Nos últimos dias, diversas cidades do interior registraram boas precipitações. Agricultores comemoram o início de um inverno promissor, açudes começam a receber recarga e a perspectiva de uma boa safra reacende o otimismo em regiões historicamente castigadas pela seca. Em muitos municípios, a chuva é celebrada como verdadeira bênção.
Em Natal, no entanto, o cenário é bem diferente. Desde o último final de semana, a capital enfrenta chuvas intensas e persistentes que já provocaram alagamentos em diversos bairros.
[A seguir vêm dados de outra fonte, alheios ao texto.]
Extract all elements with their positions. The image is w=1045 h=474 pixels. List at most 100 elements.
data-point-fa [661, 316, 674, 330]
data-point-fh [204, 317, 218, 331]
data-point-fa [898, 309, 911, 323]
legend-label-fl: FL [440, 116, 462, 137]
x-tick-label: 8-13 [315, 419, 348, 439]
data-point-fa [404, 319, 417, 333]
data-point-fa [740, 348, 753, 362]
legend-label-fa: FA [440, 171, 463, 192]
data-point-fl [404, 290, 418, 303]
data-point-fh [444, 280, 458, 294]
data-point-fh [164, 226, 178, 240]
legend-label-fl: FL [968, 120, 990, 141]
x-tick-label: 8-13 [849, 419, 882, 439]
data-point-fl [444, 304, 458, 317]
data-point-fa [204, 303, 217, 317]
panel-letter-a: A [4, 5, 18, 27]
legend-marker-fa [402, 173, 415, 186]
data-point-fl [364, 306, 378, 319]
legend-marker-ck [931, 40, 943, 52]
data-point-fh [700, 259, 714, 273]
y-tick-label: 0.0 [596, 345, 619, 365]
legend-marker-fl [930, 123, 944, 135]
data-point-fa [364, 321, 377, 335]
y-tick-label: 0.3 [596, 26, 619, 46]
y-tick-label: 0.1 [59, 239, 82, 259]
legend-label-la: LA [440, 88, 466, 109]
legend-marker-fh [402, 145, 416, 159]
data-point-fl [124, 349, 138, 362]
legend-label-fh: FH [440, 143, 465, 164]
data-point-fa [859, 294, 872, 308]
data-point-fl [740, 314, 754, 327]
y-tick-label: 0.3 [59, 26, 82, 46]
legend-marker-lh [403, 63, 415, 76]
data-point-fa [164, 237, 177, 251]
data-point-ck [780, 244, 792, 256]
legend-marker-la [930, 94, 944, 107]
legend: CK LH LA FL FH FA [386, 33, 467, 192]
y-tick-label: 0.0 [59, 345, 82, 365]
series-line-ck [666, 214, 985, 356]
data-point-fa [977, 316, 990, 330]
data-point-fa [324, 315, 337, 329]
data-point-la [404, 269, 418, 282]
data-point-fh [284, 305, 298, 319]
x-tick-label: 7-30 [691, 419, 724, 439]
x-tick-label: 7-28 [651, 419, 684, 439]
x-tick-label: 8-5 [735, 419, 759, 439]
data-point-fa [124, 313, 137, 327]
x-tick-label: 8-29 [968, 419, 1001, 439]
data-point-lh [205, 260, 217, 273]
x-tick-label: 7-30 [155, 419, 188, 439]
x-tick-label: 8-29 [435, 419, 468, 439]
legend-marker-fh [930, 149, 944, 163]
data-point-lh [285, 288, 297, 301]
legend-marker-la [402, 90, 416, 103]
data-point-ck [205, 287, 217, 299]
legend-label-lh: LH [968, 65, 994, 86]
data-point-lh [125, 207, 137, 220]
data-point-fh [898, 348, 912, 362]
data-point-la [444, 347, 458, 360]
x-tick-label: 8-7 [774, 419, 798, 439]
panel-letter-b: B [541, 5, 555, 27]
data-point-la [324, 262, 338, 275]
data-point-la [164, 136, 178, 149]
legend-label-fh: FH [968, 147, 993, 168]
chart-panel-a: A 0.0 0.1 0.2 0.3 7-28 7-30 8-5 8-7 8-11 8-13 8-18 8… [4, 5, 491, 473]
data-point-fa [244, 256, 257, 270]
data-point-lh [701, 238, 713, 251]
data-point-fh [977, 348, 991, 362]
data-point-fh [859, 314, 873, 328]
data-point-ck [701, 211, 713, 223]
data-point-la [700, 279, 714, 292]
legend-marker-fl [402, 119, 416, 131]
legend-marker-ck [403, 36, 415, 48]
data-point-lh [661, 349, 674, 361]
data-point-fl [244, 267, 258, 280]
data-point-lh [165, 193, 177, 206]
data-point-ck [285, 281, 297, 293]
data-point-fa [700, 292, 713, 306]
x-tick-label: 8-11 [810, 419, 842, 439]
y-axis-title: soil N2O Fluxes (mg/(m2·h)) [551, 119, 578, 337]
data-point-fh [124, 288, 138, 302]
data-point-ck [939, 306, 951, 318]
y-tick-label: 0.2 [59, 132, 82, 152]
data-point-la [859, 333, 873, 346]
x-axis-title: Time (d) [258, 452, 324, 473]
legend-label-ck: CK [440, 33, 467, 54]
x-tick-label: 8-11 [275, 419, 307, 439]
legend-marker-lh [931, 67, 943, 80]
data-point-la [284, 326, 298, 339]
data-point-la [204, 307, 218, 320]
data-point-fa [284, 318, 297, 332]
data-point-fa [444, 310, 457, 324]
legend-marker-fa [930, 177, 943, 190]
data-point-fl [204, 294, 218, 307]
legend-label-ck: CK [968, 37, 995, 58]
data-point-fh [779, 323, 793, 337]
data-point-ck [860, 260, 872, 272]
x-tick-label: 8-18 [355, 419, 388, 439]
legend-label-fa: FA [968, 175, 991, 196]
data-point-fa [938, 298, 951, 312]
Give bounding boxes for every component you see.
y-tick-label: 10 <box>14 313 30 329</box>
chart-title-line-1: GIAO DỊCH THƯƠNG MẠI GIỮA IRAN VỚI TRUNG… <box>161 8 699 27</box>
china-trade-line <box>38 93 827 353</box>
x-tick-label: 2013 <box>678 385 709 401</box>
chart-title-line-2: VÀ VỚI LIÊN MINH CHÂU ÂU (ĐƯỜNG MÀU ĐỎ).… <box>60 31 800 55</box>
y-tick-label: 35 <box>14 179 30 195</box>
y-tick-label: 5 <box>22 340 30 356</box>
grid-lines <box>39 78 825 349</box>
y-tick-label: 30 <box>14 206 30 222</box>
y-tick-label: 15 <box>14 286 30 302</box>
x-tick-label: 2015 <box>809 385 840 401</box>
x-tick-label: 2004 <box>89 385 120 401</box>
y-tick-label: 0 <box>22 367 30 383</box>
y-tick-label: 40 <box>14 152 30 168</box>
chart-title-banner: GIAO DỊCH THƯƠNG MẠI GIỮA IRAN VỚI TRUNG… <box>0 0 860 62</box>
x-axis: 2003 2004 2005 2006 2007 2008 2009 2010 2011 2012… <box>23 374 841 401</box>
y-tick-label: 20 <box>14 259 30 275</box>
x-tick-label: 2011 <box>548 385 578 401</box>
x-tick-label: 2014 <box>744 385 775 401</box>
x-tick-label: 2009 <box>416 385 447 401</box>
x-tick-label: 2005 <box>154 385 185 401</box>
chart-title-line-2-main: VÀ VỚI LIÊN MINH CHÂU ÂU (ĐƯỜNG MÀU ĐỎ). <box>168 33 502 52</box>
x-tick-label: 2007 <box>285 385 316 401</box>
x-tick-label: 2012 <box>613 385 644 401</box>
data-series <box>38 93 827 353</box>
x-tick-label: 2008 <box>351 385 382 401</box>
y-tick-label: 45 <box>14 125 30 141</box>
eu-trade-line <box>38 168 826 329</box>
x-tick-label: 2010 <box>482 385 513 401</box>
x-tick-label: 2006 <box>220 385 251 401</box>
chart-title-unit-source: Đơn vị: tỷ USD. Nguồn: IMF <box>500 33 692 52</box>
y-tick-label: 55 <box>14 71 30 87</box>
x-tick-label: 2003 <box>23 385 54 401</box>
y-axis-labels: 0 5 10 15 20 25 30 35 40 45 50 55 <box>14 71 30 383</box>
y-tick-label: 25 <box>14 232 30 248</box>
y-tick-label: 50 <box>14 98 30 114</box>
Lagoas de captação transbordaram, ruas ficaram intransitáveis e centenas de famílias foram atingidas. Casas foram invadidas pela água, móveis e eletrodomésticos perdidos, e já há registro de moradores desabrigados.
Bairros das zonas Norte, Oeste e Sul registram pontos críticos, com relatos de prejuízos materiais e riscos à segurança da população. A previsão meteorológica indica que as chuvas devem continuar nos próximos dias, aumentando a preocupação das autoridades e dos moradores.
O contraste escancara uma realidade histórica do estado: enquanto o interior luta contra a escassez hídrica, a capital ainda enfrenta sérios problemas de drenagem urbana e planejamento estrutural. A falta de investimentos contínuos em infraestrutura pluvial e manutenção das lagoas de captação volta ao centro do debate.
Entre a alegria do sertanejo e a angústia do natalense, o RN vive dois extremos provocados pelo mesmo fenômeno climático. No interior, a chuva representa vida.
Na capital, neste momento, representa emergência.